Nilai Kebinekaan yang Pudar dan Kekerasan Atas Nama Agama

Peristiwa kekerasan di negeri ini kembali terjadi. Hal ini menyusul penyerangan terhadap kelompok Ahmadiyah di Cikeusik, Pandeglang, dan pembakaran gereja di Temanggung, Jawa Tengah. Kedua kekerasan itu bukan peristiwa baru di negeri ini karena kekerasan serupa selalu muncul dan kerap mengorbankan kelompok-kelompok minoritas. Kekerasan atas nama agama atau apa pun merupakan bagian dari ancaman terhadap Bhinneka Tunggal Ika (berbeda, tetapi tetap satu), filosofi negara tercinta ini.

Mitos bahwa bangsa Indonesia merupakan bangsa yang dijuluki ramah dan halus budi pekerti seakan terpatahkan. Kini, anak bangsa seakan sudah terperangkap dalam menawarkan upaya dengan menggunakan kekerasan dan terkadang dengan mendalihkan ajaran agamanya, entah itu benar atau tidak, rasional atau emosional.
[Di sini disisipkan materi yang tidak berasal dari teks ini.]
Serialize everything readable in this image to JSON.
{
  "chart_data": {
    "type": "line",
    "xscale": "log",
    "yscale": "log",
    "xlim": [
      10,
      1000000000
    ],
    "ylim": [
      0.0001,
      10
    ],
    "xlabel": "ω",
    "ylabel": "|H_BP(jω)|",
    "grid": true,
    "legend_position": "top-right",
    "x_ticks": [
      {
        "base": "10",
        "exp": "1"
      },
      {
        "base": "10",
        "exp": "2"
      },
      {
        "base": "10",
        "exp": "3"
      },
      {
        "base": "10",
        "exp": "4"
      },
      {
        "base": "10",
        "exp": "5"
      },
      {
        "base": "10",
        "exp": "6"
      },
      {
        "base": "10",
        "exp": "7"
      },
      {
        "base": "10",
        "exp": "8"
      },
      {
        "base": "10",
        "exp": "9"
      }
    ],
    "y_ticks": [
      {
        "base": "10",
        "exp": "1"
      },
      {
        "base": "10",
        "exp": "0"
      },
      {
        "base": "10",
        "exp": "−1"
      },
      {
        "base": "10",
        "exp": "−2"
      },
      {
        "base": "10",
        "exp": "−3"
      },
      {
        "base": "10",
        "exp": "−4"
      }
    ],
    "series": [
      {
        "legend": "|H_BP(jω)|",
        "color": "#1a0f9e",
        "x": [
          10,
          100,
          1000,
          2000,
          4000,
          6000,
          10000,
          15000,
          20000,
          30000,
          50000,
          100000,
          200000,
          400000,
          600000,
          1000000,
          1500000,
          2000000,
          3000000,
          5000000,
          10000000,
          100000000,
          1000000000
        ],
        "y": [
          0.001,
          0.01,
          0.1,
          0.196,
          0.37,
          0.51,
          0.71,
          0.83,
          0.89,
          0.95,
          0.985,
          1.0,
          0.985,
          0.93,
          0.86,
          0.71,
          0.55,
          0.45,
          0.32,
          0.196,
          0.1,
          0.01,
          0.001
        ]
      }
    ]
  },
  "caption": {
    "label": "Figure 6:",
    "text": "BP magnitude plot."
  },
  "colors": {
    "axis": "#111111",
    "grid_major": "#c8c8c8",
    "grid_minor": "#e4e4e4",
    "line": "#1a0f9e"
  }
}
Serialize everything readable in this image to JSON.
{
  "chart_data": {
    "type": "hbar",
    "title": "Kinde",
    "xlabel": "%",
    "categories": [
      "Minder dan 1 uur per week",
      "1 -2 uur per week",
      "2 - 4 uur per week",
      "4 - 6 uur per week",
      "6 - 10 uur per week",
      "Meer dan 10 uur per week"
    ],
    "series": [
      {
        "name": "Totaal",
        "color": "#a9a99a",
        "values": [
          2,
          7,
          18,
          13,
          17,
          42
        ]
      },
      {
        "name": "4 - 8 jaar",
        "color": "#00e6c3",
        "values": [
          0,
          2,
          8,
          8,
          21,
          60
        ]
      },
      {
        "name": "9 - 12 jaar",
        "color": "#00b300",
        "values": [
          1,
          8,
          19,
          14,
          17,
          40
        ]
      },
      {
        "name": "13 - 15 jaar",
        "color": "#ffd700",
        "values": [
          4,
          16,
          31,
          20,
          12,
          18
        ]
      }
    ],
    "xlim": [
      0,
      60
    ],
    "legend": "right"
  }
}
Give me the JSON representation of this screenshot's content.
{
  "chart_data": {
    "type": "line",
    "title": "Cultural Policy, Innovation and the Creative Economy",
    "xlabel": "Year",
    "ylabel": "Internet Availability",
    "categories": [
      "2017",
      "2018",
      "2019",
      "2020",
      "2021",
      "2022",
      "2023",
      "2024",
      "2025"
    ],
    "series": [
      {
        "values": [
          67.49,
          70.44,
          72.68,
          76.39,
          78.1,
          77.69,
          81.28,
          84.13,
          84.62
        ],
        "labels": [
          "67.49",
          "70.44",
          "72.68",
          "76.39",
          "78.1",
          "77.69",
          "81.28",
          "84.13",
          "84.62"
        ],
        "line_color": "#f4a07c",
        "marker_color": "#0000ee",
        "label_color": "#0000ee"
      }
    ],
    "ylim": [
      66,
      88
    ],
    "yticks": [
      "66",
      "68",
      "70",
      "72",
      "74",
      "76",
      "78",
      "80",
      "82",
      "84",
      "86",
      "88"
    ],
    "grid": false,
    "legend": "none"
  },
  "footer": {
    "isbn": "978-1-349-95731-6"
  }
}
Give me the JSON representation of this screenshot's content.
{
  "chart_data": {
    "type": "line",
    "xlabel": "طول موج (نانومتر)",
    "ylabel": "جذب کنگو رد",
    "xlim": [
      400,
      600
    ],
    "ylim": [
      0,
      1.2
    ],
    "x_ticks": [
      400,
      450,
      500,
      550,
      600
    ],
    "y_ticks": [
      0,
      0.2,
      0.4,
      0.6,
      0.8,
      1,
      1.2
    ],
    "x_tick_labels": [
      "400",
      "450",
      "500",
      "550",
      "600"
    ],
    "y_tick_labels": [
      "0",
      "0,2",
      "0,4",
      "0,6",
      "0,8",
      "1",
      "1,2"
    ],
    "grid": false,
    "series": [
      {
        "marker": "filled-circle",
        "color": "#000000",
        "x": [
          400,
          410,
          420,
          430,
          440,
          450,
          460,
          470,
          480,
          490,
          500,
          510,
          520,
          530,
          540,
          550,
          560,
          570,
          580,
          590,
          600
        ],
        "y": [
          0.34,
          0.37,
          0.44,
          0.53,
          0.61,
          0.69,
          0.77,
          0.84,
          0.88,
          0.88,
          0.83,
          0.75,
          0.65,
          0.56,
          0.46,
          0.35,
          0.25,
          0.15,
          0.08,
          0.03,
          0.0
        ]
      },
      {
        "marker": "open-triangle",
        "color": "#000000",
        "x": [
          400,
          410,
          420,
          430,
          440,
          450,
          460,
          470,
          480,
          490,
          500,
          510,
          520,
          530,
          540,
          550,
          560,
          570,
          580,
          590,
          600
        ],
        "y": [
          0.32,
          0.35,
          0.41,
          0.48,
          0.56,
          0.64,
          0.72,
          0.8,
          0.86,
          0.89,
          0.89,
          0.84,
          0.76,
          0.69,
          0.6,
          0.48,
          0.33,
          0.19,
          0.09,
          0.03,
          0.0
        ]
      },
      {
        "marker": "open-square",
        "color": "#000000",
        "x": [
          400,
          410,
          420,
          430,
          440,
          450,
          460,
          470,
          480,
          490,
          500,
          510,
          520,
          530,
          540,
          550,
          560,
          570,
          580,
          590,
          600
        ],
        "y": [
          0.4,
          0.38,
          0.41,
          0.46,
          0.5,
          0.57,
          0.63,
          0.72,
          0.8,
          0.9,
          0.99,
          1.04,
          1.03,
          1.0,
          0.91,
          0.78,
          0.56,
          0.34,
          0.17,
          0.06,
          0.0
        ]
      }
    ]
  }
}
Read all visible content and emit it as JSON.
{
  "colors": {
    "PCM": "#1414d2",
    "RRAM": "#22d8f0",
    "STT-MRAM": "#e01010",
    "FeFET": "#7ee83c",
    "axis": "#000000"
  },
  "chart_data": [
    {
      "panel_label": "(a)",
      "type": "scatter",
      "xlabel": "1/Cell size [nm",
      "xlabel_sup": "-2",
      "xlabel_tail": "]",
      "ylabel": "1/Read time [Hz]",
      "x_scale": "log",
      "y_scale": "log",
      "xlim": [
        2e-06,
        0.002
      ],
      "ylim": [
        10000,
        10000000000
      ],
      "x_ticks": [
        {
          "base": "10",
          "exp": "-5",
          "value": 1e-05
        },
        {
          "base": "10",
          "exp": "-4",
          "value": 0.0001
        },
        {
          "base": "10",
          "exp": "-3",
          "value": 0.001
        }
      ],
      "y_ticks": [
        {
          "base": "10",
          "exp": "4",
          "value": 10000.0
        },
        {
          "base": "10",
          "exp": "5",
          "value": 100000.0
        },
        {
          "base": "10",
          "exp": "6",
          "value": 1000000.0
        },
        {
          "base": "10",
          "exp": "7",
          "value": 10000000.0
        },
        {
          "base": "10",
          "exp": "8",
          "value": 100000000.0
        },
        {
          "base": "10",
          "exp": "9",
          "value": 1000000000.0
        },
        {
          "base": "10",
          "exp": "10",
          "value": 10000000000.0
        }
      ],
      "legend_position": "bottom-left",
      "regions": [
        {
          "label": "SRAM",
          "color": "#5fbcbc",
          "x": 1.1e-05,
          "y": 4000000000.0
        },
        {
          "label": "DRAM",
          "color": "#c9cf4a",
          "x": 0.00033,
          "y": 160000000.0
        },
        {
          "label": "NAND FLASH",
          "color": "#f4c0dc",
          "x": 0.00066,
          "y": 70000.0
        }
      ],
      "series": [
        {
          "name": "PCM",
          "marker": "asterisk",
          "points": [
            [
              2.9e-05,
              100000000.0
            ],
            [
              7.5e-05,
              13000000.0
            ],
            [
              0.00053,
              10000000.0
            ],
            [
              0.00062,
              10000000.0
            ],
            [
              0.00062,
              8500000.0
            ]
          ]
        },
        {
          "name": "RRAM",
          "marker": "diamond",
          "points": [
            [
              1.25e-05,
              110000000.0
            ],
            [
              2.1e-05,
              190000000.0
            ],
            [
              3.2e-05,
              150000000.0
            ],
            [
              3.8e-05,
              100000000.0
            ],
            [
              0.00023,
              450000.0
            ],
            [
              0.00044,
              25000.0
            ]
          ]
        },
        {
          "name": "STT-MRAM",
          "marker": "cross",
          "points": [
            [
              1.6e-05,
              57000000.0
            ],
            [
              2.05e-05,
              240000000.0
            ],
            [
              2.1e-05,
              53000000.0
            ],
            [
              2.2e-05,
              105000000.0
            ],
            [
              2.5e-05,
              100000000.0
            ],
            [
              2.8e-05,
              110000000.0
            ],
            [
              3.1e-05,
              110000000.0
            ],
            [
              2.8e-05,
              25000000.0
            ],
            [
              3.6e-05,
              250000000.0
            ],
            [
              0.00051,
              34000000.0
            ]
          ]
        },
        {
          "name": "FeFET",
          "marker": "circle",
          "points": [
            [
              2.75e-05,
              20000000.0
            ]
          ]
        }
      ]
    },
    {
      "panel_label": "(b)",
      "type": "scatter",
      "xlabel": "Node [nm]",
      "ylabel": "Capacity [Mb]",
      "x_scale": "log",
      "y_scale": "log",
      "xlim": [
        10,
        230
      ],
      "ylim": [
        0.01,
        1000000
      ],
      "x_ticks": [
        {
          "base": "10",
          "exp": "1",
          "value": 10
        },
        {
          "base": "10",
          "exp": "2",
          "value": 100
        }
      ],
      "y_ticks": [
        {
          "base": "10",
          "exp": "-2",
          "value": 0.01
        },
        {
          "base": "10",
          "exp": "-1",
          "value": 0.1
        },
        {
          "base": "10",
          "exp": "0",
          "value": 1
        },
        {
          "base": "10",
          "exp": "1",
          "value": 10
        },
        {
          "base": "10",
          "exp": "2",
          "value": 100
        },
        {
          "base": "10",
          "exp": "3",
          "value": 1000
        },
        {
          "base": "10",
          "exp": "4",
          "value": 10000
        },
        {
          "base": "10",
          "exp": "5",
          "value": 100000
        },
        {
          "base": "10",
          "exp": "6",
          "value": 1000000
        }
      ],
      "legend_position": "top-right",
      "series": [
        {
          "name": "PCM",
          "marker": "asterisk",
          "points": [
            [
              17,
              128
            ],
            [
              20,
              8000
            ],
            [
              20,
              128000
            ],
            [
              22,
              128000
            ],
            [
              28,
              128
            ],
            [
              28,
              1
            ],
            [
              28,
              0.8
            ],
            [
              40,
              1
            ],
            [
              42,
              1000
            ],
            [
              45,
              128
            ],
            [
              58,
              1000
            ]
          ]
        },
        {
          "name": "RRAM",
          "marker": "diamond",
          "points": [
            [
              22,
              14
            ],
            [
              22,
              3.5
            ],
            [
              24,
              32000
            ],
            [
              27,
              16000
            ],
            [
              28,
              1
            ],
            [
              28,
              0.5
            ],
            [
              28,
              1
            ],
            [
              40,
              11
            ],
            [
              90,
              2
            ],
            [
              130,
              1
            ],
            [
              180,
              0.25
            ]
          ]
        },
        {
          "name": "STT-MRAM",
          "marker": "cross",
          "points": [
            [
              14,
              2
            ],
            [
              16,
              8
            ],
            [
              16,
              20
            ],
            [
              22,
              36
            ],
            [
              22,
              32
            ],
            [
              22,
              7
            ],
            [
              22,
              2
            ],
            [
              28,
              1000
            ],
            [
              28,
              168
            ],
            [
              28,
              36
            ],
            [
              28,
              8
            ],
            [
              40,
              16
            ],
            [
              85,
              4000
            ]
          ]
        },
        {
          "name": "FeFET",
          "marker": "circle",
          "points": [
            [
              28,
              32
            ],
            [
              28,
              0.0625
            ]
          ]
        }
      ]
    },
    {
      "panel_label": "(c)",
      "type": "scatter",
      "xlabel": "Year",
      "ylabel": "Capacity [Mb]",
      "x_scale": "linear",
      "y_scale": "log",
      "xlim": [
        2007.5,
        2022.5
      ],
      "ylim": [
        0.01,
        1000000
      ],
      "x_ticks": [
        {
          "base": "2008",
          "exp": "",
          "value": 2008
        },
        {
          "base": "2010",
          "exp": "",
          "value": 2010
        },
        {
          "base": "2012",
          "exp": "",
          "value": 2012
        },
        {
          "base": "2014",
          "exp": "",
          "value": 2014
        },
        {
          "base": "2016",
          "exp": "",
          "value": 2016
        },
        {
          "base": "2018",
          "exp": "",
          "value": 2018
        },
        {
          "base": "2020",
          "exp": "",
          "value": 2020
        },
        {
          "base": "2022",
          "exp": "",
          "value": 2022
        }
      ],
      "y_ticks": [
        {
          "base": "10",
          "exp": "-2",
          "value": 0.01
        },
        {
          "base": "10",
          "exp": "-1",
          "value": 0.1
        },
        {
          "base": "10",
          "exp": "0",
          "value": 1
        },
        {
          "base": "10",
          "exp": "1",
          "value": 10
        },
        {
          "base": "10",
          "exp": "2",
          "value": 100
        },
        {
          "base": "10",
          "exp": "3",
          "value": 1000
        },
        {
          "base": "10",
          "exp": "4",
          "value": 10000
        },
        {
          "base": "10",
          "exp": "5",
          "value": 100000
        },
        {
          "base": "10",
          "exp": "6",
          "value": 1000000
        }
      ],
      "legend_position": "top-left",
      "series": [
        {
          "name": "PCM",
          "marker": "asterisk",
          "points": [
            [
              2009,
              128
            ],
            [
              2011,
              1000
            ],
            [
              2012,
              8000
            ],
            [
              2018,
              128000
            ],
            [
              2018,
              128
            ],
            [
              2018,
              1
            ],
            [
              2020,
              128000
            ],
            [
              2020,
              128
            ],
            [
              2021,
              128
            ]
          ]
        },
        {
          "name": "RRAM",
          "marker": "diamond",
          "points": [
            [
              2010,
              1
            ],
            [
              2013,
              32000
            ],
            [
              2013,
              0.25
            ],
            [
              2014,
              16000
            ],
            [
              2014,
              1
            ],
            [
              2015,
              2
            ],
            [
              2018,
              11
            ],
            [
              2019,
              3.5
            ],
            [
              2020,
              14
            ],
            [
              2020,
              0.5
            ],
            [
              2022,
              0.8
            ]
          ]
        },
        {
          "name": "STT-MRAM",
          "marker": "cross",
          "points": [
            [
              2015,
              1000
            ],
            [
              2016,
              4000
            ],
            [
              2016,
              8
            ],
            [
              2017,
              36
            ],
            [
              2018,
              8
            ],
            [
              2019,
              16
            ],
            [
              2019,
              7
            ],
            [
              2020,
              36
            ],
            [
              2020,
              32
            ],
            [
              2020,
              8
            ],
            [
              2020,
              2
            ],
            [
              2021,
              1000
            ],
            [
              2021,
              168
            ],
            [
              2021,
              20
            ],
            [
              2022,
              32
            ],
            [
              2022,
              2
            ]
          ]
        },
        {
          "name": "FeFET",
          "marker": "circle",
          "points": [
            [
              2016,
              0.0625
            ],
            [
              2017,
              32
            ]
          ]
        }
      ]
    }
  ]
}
Lalu mengapa semua itu bisa terjadi? Mengapa bangsa yang katanya berbudi luhur, ramah dan entah kualifikasi apa yang hendak diberikan kepada bangsa ini menjadi semacam homo homini lupus dalam hampir seluruh bidang kehidupan, termasuk bidang spiritual, dari strata atas sampai pada yang di bawah. Tentu akan ada banyak jawaban yang dapat diberikan, bergantung dari sudut pandang dan pangkal tolak analisis. Tetapi satu hal yang mungkin dapat dipakai untuk pokok bahan renungan kita semua tanpa kecuali: rasa persaudaraan sesama anak bangsa saat ini sudah memudar. Ikatan persaudaraan sesama anak bangsa yang disimbolkan dengan semboyan Bhineka Tunggal Ika sedikit demi sedikit kian memudar. Egoisme dan fanatisme sempit kian menguat.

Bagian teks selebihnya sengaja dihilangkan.